A & C Edwards of Ashby, Mass.
This example features a hard wood case that is constructed in birch and retains finish that may be 50 plus years old. This surface is consistent throughout the case construction and shows some areas of light crazing. The case is supported by an applied molding that transitions into a bracket foot. The waist is long and narrow. The length of the waist adds to the overall excellent proportions of this case. A large rectangular shaped waist door is centered here. This door features a simple molded edge and is hinged from the right. The molded arched bonnet features a pierced and open fret work design. This is a form that is traditional found on clocks from this region. Three chimney or finial plinths supports three brass ball and spiked finials. The bonnet door is an arched form and is fitted with glass. Fully turned bonnet columns that are free standing support the upper bonnet molding. These are mounted into brass capitals.
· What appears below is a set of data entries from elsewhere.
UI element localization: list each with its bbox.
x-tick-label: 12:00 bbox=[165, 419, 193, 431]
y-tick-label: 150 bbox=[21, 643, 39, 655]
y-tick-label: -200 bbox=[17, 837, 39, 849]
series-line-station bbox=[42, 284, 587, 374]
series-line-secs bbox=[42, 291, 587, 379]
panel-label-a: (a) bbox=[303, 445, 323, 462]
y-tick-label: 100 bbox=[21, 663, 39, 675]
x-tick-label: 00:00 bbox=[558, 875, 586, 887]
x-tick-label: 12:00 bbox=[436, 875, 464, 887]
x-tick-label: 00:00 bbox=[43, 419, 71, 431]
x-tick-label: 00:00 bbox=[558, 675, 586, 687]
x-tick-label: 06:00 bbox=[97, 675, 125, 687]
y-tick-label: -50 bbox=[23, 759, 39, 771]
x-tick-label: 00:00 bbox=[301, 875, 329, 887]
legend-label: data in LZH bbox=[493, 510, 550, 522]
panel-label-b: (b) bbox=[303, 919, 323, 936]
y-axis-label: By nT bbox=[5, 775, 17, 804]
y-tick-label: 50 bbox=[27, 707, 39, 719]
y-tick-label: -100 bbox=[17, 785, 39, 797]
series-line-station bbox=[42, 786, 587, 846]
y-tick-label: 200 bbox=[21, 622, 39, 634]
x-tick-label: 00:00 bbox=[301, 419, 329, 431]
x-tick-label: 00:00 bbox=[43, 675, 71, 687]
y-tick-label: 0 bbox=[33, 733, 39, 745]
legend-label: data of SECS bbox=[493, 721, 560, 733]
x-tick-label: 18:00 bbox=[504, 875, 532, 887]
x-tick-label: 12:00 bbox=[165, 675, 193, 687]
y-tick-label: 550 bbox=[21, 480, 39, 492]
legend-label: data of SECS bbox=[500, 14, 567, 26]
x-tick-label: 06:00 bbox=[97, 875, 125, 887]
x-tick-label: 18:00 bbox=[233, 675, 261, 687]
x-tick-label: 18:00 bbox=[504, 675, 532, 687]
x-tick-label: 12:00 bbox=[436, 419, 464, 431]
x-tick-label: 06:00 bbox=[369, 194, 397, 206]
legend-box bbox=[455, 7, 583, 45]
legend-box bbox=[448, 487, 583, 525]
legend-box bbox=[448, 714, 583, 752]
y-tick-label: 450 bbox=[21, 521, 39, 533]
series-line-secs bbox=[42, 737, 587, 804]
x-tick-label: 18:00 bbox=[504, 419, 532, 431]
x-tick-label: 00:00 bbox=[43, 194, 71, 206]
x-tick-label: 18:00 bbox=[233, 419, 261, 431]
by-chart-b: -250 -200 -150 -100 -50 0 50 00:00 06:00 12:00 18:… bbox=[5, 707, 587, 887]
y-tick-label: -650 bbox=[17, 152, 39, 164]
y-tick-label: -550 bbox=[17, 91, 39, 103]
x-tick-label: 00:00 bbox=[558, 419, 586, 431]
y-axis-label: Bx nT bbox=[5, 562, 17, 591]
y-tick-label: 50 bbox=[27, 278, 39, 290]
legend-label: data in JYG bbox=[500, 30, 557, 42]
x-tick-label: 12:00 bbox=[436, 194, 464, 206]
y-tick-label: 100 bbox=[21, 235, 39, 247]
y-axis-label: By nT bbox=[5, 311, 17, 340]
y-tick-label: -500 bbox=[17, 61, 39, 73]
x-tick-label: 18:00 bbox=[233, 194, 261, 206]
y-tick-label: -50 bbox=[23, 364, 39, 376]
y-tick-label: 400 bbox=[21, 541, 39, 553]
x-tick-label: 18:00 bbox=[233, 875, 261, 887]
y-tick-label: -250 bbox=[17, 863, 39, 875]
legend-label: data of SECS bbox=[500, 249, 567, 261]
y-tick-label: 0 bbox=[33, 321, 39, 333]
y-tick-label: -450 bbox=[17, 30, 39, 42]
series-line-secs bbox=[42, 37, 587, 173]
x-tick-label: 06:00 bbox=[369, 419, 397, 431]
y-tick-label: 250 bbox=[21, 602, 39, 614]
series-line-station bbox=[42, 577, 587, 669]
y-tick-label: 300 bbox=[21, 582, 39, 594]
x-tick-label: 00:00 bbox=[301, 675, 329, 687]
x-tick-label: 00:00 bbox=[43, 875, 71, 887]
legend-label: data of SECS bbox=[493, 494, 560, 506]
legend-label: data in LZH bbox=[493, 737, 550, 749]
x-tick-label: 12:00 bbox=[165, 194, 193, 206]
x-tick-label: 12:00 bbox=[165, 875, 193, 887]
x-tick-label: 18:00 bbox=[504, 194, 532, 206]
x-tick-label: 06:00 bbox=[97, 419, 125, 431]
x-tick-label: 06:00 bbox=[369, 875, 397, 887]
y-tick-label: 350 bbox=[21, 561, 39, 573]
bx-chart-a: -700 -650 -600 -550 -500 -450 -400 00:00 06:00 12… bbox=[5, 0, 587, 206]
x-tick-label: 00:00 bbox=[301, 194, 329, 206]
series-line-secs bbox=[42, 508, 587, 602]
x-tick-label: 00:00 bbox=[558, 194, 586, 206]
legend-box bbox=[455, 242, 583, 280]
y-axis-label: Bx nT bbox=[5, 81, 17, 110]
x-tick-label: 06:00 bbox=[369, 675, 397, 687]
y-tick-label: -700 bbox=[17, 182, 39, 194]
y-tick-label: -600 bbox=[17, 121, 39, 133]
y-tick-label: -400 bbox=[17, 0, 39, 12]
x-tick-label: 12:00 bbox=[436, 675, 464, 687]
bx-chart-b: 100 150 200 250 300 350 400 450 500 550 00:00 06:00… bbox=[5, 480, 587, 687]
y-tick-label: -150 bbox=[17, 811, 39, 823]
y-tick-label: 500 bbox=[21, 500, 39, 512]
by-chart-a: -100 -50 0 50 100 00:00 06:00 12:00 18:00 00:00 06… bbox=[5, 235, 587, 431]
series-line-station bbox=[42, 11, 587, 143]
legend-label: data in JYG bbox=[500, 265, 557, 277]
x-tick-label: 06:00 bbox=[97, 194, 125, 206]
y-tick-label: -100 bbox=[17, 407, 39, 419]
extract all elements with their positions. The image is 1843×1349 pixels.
The colorfully painted dial is wood. The floral designs and coloring used here are quite typical for this Maker. The Clockmaker's name is signed within the time track. This clock is signed in block lettering, "A & C, Edwards / Ashby." The time ring is formatted with Roman hour numerals and Arabic numerals indicate the minutes. The wooden geared movement is the construction one expects from the Ashby / Ashburnham clockmaking school. These types of wooden geared movements are designed to run 30 hours on a full wind and strike the hour on a cast bell. It features a count wheel striking system. The count wheel is located on the outside of the movement on the back plate.
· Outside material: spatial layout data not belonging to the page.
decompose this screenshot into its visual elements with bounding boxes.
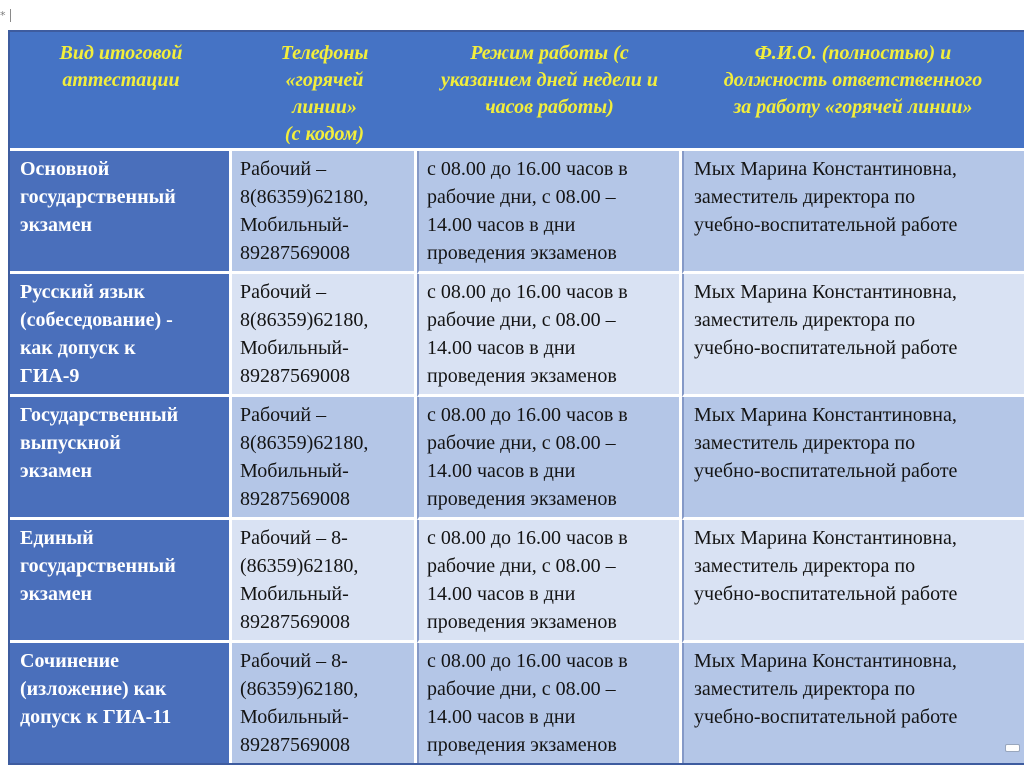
responsible-cell: Мых Марина Константиновна, заместитель д…	[682, 151, 1024, 274]
phones-cell: Рабочий – 8- (86359)62180, Мобильный- 89…	[232, 643, 417, 763]
responsible-cell: Мых Марина Константиновна, заместитель д…	[682, 643, 1024, 763]
resize-handle-icon	[1005, 744, 1020, 752]
schedule-cell: с 08.00 до 16.00 часов в рабочие дни, с …	[417, 151, 682, 274]
table-row: Государственный выпускной экзамен Рабочи…	[10, 397, 1024, 520]
exam-type-cell: Единый государственный экзамен	[10, 520, 232, 643]
table-row: Русский язык (собеседование) - как допус…	[10, 274, 1024, 397]
schedule-cell: с 08.00 до 16.00 часов в рабочие дни, с …	[417, 520, 682, 643]
table-row: Единый государственный экзамен Рабочий –…	[10, 520, 1024, 643]
hotline-attestation-table: Вид итоговой аттестации Телефоны «горяче…	[8, 30, 1024, 765]
responsible-cell: Мых Марина Константиновна, заместитель д…	[682, 397, 1024, 520]
table-row: Основной государственный экзамен Рабочий…	[10, 151, 1024, 274]
phones-cell: Рабочий – 8(86359)62180, Мобильный- 8928…	[232, 397, 417, 520]
phones-cell: Рабочий – 8(86359)62180, Мобильный- 8928…	[232, 274, 417, 397]
exam-type-cell: Сочинение (изложение) как допуск к ГИА-1…	[10, 643, 232, 763]
responsible-cell: Мых Марина Константиновна, заместитель д…	[682, 274, 1024, 397]
object-anchor-icon: *	[0, 9, 11, 22]
header-cell-exam-type: Вид итоговой аттестации	[10, 32, 232, 151]
phones-cell: Рабочий – 8- (86359)62180, Мобильный- 89…	[232, 520, 417, 643]
schedule-cell: с 08.00 до 16.00 часов в рабочие дни, с …	[417, 274, 682, 397]
header-cell-responsible: Ф.И.О. (полностью) и должность ответстве…	[682, 32, 1024, 151]
header-cell-phones: Телефоны «горячей линии» (с кодом)	[232, 32, 417, 151]
phones-cell: Рабочий – 8(86359)62180, Мобильный- 8928…	[232, 151, 417, 274]
table-row: Сочинение (изложение) как допуск к ГИА-1…	[10, 643, 1024, 763]
exam-type-cell: Русский язык (собеседование) - как допус…	[10, 274, 232, 397]
schedule-cell: с 08.00 до 16.00 часов в рабочие дни, с …	[417, 643, 682, 763]
responsible-cell: Мых Марина Константиновна, заместитель д…	[682, 520, 1024, 643]
schedule-cell: с 08.00 до 16.00 часов в рабочие дни, с …	[417, 397, 682, 520]
exam-type-cell: Основной государственный экзамен	[10, 151, 232, 274]
header-cell-schedule: Режим работы (с указанием дней недели и …	[417, 32, 682, 151]
exam-type-cell: Государственный выпускной экзамен	[10, 397, 232, 520]
header-row: Вид итоговой аттестации Телефоны «горяче…	[10, 32, 1024, 151]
This fine clock was made circa 1798. It stands approximately 7 feet 7 inches or 91 inches tall to the top of the center finial.
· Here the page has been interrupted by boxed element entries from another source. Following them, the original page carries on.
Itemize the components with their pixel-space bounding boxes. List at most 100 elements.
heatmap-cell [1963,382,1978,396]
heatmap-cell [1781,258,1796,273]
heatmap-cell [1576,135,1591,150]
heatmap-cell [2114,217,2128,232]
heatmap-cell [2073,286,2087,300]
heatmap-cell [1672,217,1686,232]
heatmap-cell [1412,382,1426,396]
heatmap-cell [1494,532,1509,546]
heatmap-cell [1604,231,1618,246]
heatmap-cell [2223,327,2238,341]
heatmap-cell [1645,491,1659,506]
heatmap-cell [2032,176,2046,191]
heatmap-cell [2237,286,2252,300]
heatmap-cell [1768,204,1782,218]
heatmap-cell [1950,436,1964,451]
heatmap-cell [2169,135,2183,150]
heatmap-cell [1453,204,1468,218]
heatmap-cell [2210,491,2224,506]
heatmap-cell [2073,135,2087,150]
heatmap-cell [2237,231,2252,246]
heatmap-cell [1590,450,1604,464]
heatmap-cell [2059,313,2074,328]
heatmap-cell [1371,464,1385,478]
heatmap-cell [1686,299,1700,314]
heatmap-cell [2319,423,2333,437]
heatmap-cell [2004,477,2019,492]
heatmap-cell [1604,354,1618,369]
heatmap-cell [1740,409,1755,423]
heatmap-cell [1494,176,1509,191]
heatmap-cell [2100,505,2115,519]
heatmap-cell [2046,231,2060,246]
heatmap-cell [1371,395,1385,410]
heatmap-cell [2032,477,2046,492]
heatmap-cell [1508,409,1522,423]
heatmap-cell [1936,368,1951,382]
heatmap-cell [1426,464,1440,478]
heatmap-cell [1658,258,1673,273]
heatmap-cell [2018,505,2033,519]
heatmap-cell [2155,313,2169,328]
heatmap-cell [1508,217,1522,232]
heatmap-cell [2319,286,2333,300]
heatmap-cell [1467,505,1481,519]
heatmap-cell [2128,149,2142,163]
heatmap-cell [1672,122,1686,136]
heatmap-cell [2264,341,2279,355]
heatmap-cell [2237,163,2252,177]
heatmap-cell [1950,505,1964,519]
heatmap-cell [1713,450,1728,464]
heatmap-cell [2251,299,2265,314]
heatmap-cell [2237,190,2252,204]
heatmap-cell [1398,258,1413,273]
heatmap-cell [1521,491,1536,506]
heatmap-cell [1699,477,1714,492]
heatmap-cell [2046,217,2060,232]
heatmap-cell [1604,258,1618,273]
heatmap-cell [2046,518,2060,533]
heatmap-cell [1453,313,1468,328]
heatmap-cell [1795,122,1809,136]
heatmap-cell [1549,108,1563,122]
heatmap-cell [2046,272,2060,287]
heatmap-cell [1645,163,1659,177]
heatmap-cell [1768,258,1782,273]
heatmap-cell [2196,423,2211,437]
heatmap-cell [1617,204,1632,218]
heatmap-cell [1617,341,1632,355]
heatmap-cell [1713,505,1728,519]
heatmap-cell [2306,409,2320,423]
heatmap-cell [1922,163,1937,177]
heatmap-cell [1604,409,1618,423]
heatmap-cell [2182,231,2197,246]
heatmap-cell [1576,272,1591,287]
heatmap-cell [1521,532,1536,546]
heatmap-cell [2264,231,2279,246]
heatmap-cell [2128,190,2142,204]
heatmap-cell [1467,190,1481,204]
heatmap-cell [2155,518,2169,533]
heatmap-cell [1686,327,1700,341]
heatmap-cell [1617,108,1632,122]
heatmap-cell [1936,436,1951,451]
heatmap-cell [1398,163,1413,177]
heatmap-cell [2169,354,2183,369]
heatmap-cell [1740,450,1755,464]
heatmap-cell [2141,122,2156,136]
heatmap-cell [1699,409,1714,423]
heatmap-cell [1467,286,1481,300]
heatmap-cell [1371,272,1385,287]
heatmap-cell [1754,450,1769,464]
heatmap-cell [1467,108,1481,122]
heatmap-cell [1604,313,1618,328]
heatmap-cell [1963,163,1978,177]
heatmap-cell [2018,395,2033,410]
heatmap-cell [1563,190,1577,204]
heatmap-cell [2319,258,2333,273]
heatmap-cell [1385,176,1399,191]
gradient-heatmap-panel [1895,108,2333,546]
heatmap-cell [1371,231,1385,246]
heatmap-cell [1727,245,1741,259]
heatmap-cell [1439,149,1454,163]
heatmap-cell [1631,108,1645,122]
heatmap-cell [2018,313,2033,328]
About Abraham & Calvin Edwards of Ashby, Massachusetts.
Abraham Edwards is believed to have been born in Concord, Massachusetts in 1761. His younger brother Calvin was born two years later in 1763. Both were the sons of Samuel Edwards and Huldah Easterbrook of Concord. The family moved from Concord to Ashby, Massachusetts sometime in 1777. Ashby was then and still is today a small village located in Massachusetts on the New Hampshire boarder due North of Worcester. Both Abraham and Calvin were hard workers and owned everything in common including several pieces of land in the town of Ashby. They entered a partnership in 1792 and made wooden gear clocks. These clocks are signed on their dials A & C Edwards. This partnership lasts approximately four short years before Calvin’s death at the age of 33. While alive, the partnership appears to have produced in excess of 530 plus clocks. Often times the production number is listed at greater than 600, but the highest number that I have personally seen recorded is in the upper 530’s. It is assumed that all the clocks made after the partnership ended are signed by Abraham only. Of which, many such examples have been found. Early examples of the A&C partnership features composite metal dials. The later examples, sometime after the number 211, feature the use of a painted wooden dial. Abraham and Calvin were responsible for training other clockmakers. Some of which include Abraham’s son John, Calvin’s sons Calvin Jr. and Samuel, Alexander, Jacob and Philander Jacob Willard of Ashburnham, Wendell and his brother Whittear Perkins and possibly John Barker of Worcester. This list of names is still growing.